У Розвалида все отказывалось подчиняться — голова, сердце, желудок. Жизнь доконала его, но смерть еще не приготовилась его принять. Старика вылечили, но боль осталась. Видел ли он гвоздик, на котором висела картина, слышал ли бой часов, позвякивание ложечки в стакане, звон посуды — все в нем отзывалось болью.
«Все это — не мое…» Особенно страшно было ощущение опустошенности и ненужности. Казалось, общество исключило его из числа живых. Где-то происходили торжества, вечера, собрания. Его не звали. «Я бы все равно не пошел, но меня, «директора», считают покойником. Кто же позовет мертвеца на праздник?» Он смотрел на свою библиотеку с трудами по банковскому делу и думал: «Ради этого я жил. Это я изучил. На что мне это? Только сжечь». Невыносимо тяжело было дотронуться до книги: хотелось плакать.
Ему не хватало стимула: желания жить. Он опустился, махнул на все рукой, словно бросил щепоть земли в свою могилу и, сидя в кресле, рыдал над ней. В присутствии жены Розвалид еще кое-как крепился, чтобы не расстраивать, хотя при виде ее ему становилось еще тоскливей. Хотелось громко зарыдать, припасть к ее груди и просить прощения. Он с трудом удерживался. «Милая жена, дорогая жена! — плакал он в душе. — Какую жизнь я тебе уготовил! Ни детей, ни уюта, ни радости. Где приклонить голову на старости лет?»
Он был нежен с ней, как никогда. Гладил по растрепанным волосам, по щекам, обнимал и заботливо спрашивал:
— Как сердце?
— Уже хорошо, — уверяла она, и в ее грустных глазах вспыхивали искорки улыбки. — Эти господа опомнятся, — подбадривала она его.
— Непременно, — соглашался он, чтобы сделать ей приятное. — Я посоветуюсь со столичным адвокатом. А здешние все дуют в одну дуду.
— Скоро снимем пластырь.
— Снимем, а потом поедем.
Перед его глазами замелькали сцены из их семейной жизни; эта маленькая красивая женщина умела сохранить семейный мир вечными уступками. Сколько раз он обрушивался на нее, ругал, поднимал на смех, а она всегда уступала, соглашалась, безоружная — обезоруживала его.
Она хранила семейный очаг и сама стала неуязвимой. Теперь перед ним живым укором вставали огорчения, которые он ей причинял, и терзали его. Он сделался кротким до робости, до слабости, а она старалась влить в него бодрость, чтобы он ожил, стал прежним, раздражительным, придирчивым, требовательным, брюзжащим на домашние порядки, на нее, на кухарку, жаловался на плохое пищеварение, на бессонницу и глотал бесчисленные капли и пилюли.
«Чем бы его расшевелить?» — терзалась она.
«Чем бы ее порадовать?» — ломал он голову.

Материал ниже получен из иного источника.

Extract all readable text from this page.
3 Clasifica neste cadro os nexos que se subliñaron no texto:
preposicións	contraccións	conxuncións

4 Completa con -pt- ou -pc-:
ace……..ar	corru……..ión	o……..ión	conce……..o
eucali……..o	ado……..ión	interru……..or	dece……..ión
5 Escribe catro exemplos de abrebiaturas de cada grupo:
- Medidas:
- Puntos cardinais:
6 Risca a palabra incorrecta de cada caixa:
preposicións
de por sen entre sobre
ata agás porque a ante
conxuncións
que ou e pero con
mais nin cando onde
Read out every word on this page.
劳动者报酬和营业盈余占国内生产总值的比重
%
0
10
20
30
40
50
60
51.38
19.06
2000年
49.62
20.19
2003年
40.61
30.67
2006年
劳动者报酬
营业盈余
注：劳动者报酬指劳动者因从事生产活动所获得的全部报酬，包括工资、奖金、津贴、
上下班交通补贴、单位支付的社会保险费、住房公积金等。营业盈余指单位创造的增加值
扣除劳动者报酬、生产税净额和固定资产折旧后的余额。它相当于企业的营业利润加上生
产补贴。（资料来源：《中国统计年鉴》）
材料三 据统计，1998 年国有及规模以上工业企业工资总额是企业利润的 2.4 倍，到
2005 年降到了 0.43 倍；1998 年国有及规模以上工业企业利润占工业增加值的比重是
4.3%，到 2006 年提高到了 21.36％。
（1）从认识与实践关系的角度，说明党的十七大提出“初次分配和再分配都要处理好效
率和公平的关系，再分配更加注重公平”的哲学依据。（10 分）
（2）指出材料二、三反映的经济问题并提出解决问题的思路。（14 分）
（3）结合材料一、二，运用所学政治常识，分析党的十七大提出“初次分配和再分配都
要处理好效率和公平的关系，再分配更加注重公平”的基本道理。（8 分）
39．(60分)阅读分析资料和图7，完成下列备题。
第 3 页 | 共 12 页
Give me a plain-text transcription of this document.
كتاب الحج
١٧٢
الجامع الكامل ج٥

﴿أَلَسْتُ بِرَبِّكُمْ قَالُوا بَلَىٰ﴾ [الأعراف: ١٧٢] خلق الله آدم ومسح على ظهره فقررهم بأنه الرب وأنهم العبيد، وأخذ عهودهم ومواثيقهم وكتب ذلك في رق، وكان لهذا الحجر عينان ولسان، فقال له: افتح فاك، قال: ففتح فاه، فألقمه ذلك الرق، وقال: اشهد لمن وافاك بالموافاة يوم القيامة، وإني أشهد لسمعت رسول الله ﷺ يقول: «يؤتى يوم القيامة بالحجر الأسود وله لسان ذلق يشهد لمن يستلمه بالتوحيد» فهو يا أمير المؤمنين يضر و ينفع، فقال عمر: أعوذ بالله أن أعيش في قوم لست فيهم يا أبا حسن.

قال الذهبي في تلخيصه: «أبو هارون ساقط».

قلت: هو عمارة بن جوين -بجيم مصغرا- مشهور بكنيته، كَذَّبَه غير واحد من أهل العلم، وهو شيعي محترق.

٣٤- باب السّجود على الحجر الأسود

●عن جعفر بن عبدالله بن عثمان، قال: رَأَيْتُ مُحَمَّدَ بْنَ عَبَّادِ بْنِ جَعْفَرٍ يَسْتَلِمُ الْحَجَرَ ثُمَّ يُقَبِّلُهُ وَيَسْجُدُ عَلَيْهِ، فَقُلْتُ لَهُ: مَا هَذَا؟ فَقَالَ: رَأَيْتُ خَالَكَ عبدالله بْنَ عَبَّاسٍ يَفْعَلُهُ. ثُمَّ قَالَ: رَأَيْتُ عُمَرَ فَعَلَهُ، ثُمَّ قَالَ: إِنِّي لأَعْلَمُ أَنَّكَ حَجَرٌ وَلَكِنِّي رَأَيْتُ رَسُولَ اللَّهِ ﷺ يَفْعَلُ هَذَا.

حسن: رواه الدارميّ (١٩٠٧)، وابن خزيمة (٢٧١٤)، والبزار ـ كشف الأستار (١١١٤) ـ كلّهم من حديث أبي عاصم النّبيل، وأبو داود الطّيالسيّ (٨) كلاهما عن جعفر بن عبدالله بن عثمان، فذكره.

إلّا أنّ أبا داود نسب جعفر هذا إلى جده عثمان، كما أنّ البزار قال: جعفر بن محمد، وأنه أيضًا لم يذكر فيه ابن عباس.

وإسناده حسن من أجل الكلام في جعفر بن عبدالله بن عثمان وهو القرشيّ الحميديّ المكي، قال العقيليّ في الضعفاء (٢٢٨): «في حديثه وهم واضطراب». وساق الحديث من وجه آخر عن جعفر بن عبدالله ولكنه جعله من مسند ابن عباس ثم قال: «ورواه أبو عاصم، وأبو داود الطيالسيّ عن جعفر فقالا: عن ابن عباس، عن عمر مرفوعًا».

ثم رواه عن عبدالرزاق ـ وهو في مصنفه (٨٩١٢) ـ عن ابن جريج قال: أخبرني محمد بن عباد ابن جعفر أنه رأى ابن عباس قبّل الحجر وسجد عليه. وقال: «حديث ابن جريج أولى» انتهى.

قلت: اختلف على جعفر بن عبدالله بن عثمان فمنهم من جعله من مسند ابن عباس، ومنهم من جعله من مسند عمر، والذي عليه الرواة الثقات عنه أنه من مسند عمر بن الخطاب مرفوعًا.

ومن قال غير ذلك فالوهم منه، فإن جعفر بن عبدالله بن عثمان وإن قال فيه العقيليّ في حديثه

— Не мучь себя, — твердила она, — мы страдаем из-за других, не по своей вине.
— Ах, если б тебе не приходилось страдать из-за этого, — отвечал он.
— У меня есть все, что было, мне больше ничего не надо.
— Не надо! — улыбался он.
— Мы все приведем в порядок.
— Приведем, — соглашался он, лишь бы успокоить ее.
И ни за что не брался. Безвольно сидел в своем кресле.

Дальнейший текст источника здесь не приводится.